Principe de transparence : obligation précontractuelle d’information
Bien maîtriser les degrés d’intensité de l’obligation d’information « précontractuelle » : Obligation précontractuelle de renseignement versus obligation de se renseigner.
L’article 1112-1 du Code civil prévoit l’obligation pour “celle des parties qui connaît une information [condition1] dont l’importance est déterminante pour le consentement de l’autre [condition 2] à “l’en informer dès lors que légitimement, cette dernière ignore cette information [condition 3] ou fait confiance à son co-contractant“.
3 degrés d’intensité de l’obligation d’information : information, mise en garde, conseil.
La rupture fautive des pourparlers: cas et charge de la preuve
Pour déterminer si une rupture est abusive, plusieurs éléments de contexte et de comportement sont pris en compte, tels que :
- la durée des pourparlers,
- l’état des négociations,
- l’existence d’un motif légitime,
- le caractère soudain de la rupture,
- le degré d’expérience des parties.
Les situations de ruptures fautives
CA Paris, 13 mars 2020, 17/08889
Une banque contracte avec une société de conseil qui décide de sous-traiter cette mission et engage des pourparlers avec une société spécialisée dans l’exécution de prestations informatiques. Cette dernière propose un salarié avant la conclusion du contrat de sous-traitance (salarié accepté par le client). Le lendemain, le salarié démissionne et la société de conseil rompt les pourparlers.
« la liberté de ne pas contracter, qui inclut la liberté de rompre à tout moment les pourparlers, trouve sa limite dans le devoir de bonne foi et de loyauté de chacun des interlocuteurs ».
=> Il appartenait à la victime prétendue d’établir le manquement à l’obligation invoquée de négocier de bonne foi.
- La bonne foi étant présumée, il faut encore que la victime prétendue établisse la mauvaise foi de son partenaire.

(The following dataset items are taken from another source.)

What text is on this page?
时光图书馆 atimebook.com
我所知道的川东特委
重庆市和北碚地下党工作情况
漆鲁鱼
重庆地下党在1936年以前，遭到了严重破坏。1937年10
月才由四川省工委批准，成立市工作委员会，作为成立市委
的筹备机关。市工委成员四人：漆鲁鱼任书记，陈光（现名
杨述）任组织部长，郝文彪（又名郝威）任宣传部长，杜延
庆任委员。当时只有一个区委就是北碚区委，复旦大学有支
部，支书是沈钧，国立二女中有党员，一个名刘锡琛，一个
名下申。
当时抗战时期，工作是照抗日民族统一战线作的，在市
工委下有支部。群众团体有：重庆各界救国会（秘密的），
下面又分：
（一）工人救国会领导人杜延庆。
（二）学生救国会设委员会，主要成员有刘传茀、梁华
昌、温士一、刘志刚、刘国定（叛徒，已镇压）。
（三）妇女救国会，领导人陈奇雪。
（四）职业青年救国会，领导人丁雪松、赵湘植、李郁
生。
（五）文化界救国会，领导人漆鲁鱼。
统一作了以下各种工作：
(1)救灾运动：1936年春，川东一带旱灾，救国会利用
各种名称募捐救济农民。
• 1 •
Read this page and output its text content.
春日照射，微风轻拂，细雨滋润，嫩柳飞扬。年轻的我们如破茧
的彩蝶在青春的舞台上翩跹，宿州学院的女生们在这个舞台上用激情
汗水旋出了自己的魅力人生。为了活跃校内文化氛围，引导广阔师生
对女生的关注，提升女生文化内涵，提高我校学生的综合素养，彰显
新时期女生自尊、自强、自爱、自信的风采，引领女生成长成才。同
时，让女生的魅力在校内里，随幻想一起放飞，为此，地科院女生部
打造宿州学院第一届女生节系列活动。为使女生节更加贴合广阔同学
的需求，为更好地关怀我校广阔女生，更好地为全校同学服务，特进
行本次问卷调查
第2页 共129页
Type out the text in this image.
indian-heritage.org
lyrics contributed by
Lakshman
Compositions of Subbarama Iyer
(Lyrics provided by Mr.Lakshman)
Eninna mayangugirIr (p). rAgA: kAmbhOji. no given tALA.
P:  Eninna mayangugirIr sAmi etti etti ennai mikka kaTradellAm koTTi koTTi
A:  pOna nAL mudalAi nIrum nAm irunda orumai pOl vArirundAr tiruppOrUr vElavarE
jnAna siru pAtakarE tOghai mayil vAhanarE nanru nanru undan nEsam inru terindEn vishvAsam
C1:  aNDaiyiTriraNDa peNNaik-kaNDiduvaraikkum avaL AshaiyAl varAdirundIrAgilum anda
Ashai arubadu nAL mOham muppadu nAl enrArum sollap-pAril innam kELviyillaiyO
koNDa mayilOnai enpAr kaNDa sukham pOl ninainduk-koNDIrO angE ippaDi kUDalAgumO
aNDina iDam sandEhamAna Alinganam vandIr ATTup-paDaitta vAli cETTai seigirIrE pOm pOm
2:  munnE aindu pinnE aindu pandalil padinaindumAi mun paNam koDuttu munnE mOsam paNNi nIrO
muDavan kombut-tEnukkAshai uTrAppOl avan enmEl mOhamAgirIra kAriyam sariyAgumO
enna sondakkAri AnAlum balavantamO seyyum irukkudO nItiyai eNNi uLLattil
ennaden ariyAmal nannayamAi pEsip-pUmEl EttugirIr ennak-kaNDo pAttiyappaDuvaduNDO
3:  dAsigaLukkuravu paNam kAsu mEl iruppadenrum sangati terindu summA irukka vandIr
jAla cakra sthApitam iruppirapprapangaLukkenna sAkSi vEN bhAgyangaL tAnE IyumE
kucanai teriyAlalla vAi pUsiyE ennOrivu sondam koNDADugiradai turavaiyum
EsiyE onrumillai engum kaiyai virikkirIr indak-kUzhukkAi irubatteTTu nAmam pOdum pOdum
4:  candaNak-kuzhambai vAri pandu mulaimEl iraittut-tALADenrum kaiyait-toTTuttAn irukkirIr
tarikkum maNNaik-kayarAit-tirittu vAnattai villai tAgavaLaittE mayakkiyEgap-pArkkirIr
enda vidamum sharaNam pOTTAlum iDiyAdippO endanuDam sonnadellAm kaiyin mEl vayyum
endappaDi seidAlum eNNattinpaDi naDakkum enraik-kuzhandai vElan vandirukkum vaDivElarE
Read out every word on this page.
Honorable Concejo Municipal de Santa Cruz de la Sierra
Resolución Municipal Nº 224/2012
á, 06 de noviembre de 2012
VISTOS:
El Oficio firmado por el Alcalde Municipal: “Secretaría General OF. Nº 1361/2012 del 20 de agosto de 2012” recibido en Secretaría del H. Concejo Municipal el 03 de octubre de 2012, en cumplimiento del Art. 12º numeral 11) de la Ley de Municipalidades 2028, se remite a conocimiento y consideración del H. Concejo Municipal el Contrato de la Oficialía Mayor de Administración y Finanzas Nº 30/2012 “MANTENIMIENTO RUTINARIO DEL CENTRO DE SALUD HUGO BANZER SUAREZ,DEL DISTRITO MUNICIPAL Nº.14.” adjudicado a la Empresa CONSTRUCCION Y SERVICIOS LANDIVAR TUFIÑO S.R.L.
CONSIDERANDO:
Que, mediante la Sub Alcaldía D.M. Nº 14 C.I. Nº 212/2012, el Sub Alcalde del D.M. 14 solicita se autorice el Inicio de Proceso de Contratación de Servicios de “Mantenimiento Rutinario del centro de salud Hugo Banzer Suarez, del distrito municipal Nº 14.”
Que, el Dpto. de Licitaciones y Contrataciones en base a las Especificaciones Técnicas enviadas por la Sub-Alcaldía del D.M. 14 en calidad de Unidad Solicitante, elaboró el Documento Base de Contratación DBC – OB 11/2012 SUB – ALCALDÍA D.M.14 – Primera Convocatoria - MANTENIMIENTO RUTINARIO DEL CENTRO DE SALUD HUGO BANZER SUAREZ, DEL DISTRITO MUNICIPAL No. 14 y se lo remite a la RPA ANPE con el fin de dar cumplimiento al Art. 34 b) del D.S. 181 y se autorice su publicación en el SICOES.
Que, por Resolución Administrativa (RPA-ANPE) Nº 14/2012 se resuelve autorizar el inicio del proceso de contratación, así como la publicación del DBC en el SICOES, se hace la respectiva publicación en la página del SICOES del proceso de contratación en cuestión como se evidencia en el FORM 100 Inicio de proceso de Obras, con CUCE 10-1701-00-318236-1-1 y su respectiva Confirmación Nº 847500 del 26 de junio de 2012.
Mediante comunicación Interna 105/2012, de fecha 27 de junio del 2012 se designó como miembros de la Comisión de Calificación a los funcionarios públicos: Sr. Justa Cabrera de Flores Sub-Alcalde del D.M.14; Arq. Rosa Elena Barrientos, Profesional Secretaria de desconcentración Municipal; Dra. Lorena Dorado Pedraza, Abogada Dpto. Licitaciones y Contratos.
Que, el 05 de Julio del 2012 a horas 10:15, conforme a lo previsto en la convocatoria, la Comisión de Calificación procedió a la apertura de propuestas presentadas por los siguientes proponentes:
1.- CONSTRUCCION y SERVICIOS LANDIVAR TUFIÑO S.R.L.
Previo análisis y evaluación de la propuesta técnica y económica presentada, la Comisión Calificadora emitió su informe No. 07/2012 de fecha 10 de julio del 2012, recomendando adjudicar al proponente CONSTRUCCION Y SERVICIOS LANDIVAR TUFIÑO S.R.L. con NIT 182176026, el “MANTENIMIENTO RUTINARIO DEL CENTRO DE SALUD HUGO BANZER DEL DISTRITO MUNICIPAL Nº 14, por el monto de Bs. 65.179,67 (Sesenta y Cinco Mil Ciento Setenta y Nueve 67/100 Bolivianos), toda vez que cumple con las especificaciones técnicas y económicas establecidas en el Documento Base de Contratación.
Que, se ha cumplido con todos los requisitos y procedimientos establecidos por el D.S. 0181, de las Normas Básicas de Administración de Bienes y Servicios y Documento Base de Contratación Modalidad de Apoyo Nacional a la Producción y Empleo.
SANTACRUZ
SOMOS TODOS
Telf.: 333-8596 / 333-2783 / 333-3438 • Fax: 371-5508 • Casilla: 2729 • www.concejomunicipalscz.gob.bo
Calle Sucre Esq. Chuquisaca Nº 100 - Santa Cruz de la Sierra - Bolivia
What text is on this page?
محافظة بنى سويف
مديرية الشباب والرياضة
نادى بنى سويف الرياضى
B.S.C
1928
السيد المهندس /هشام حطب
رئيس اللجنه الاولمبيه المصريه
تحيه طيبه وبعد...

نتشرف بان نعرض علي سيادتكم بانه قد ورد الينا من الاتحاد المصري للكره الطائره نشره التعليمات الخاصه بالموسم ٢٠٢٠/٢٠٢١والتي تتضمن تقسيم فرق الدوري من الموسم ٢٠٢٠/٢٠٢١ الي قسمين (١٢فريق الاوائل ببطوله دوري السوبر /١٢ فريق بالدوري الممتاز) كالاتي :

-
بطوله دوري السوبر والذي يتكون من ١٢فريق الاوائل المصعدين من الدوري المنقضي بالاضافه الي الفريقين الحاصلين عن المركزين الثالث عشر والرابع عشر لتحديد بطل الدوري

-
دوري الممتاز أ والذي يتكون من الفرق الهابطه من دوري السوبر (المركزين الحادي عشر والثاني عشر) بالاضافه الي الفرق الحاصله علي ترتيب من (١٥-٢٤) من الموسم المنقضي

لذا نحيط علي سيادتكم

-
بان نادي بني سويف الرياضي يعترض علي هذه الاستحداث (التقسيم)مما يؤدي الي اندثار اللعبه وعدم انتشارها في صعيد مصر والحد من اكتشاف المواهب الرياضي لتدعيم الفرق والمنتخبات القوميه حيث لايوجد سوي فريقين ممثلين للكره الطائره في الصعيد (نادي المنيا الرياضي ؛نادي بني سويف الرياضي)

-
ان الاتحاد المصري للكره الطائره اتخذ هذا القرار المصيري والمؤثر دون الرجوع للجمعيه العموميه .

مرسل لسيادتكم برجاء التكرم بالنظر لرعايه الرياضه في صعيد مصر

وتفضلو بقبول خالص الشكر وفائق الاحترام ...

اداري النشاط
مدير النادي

- Voir aussi : CA Paris, 6 oct. 2020, 18/17382, CA Montpellier, 28 janvier 2022, 19/06598
A retenir
- Il appartient à celui qui invoque un manquement au devoir de loyauté dans la rupture des négociations d’en rapporter la preuve.
- La faute dans la rupture des pourparlers est restrictivement admise. La jurisprudence fait logiquement prévaloir la liberté contractuelle.
- Importance relative de la durée des pourparlers et du caractère brutal de la rupture.
- Démonstration essentielle de la mauvaise foi.
- Validité des clauses de reconnaissance de la faculté de négociations, de l’accomplissement du devoir précontractuel d’information ?
- Importance des phases de tests, “Proof of Concept”.
Nature du préjudice réparable en cas de rupture fautive des relations précontractuelles
Cass., com., 31 mars 2021, 19-14.533
« en cas de rupture abusive de pourparlers, la perte d’une chance de réaliser les gains que permettait d’espérer la conclusion du contrat ne constitue pas un préjudice réparable »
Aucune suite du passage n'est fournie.